Appeal by the defendant from a judgment of the County Court, Nassau County (Mackston, J.), rendered March 13, 1992, convicting him of robbery in the first degree (two counts), upon a jury verdict, and imposing sentence.
Ordered that the judgment is affirmed.
The defendant and the codefendant were charged with first degree robbery of two complainants during a single incident. Prior to trial, the court granted the defendant’s motion for a severance because the People planned to introduce a statement by the codefendant which incriminated the defendant. On the day the defendant’s trial was to begin, the People moved to consolidate the trials of the defendant and the codefendant because one of the complainants was a Marine Corps officer whose duty schedule would prevent him from testifying at the codefendant’s trial if separate trials were held.
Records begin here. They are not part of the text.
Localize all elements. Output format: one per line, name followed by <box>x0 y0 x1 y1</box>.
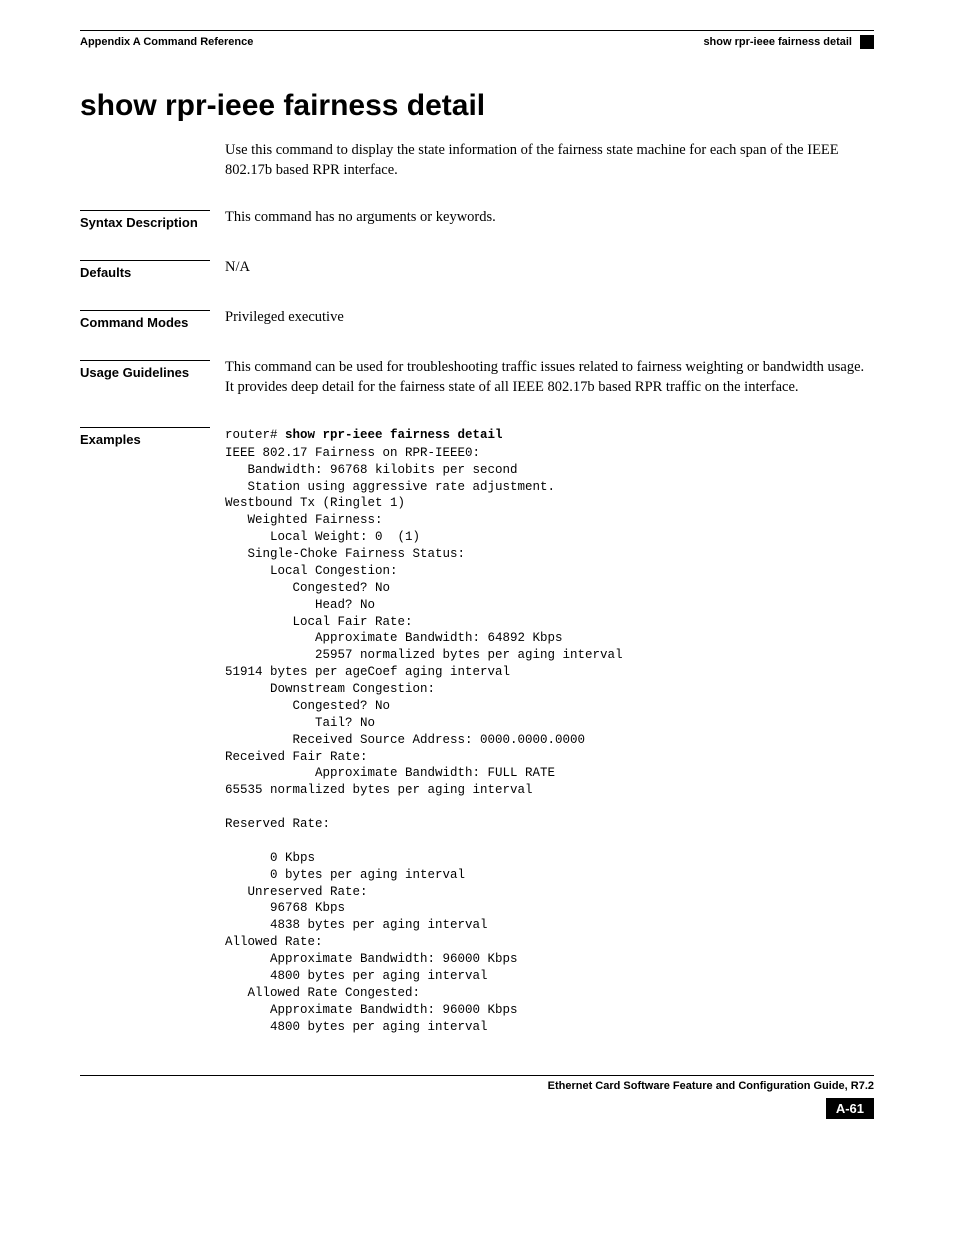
intro-paragraph: Use this command to display the state in… <box>225 141 874 180</box>
label-rule <box>80 427 210 428</box>
page-header: Appendix A Command Reference show rpr-ie… <box>80 35 874 49</box>
label-rule <box>80 210 210 211</box>
defaults-label: Defaults <box>80 265 131 280</box>
header-topic-text: show rpr-ieee fairness detail <box>703 36 852 48</box>
section-label: Defaults <box>80 258 225 280</box>
examples-body: router# show rpr-ieee fairness detail IE… <box>225 425 874 1035</box>
section-label: Usage Guidelines <box>80 358 225 380</box>
modes-text: Privileged executive <box>225 308 874 328</box>
label-rule <box>80 260 210 261</box>
page-number: A-61 <box>826 1098 874 1119</box>
section-command-modes: Command Modes Privileged executive <box>80 308 874 330</box>
page-number-container: A-61 <box>80 1098 874 1119</box>
footer-row: Ethernet Card Software Feature and Confi… <box>80 1080 874 1092</box>
examples-label: Examples <box>80 432 141 447</box>
example-command-line: router# show rpr-ieee fairness detail <box>225 425 874 445</box>
section-syntax: Syntax Description This command has no a… <box>80 208 874 230</box>
page-title: show rpr-ieee fairness detail <box>80 89 874 123</box>
header-rule <box>80 30 874 31</box>
header-topic: show rpr-ieee fairness detail <box>703 35 874 49</box>
label-rule <box>80 310 210 311</box>
section-label: Syntax Description <box>80 208 225 230</box>
section-usage-guidelines: Usage Guidelines This command can be use… <box>80 358 874 397</box>
router-prompt: router# <box>225 428 285 442</box>
page-footer: Ethernet Card Software Feature and Confi… <box>80 1075 874 1119</box>
usage-label: Usage Guidelines <box>80 365 189 380</box>
section-label: Command Modes <box>80 308 225 330</box>
section-label: Examples <box>80 425 225 447</box>
syntax-text: This command has no arguments or keyword… <box>225 208 874 228</box>
section-defaults: Defaults N/A <box>80 258 874 280</box>
guide-title: Ethernet Card Software Feature and Confi… <box>80 1080 874 1092</box>
label-rule <box>80 360 210 361</box>
section-examples: Examples router# show rpr-ieee fairness … <box>80 425 874 1035</box>
footer-rule <box>80 1075 874 1076</box>
appendix-label: Appendix A Command Reference <box>80 36 253 48</box>
modes-label: Command Modes <box>80 315 188 330</box>
example-output: IEEE 802.17 Fairness on RPR-IEEE0: Bandw… <box>225 445 874 1036</box>
syntax-label: Syntax Description <box>80 215 198 230</box>
document-page: Appendix A Command Reference show rpr-ie… <box>0 0 954 1149</box>
usage-text: This command can be used for troubleshoo… <box>225 358 874 397</box>
header-marker-icon <box>860 35 874 49</box>
defaults-text: N/A <box>225 258 874 278</box>
example-command: show rpr-ieee fairness detail <box>285 428 503 442</box>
The People agreed not to introduce the codefendant’s statement at the requested joint trial. The court granted the motion to consolidate the trials. The defendant now contends *746that this ruling constituted reversible error because the People’s motion was not timely and because the decision to consolidate the trials prejudiced his defense. We disagree.
Unlike a motion for a separate trial, which must be made within 45 days after arraignment (see, CPL 255.20 [1]), a motion to consolidate is not governed by any pretrial time strictures. Moreover, there is no evidence in the record that the defendant was prejudiced by the court’s ruling. The reason for granting separate trials — the anticipated introduction of the codefendant’s statement implicating the defendant — was obviated by the prosecutor’s disavowal of any intention to introduce the statement at the joint trial. Additionally, the defendants were charged with acting in concert, and the proof against them was supplied by the same evidence. Hence, the trial court did not improvidently exercise its discretion in granting the People’s motion to consolidate the trials (see, People v Mahboubian, 74 NY2d 174, 183).
The defendant’s contention that he was improperly cross-examined regarding a previous disorderly conduct conviction is unpreserved for appellate review (see, CPL 470.05 [2]). In any event, any error in this regard must be considered harmless in view of the overwhelming evidence of guilt (see, People v Crimmins, 36 NY2d 230).
The defendant’s remaining contentions are either unpreserved for appellate review or without merit. Sullivan, J. P., Rosenblatt, Copertino and Hart, JJ., concur.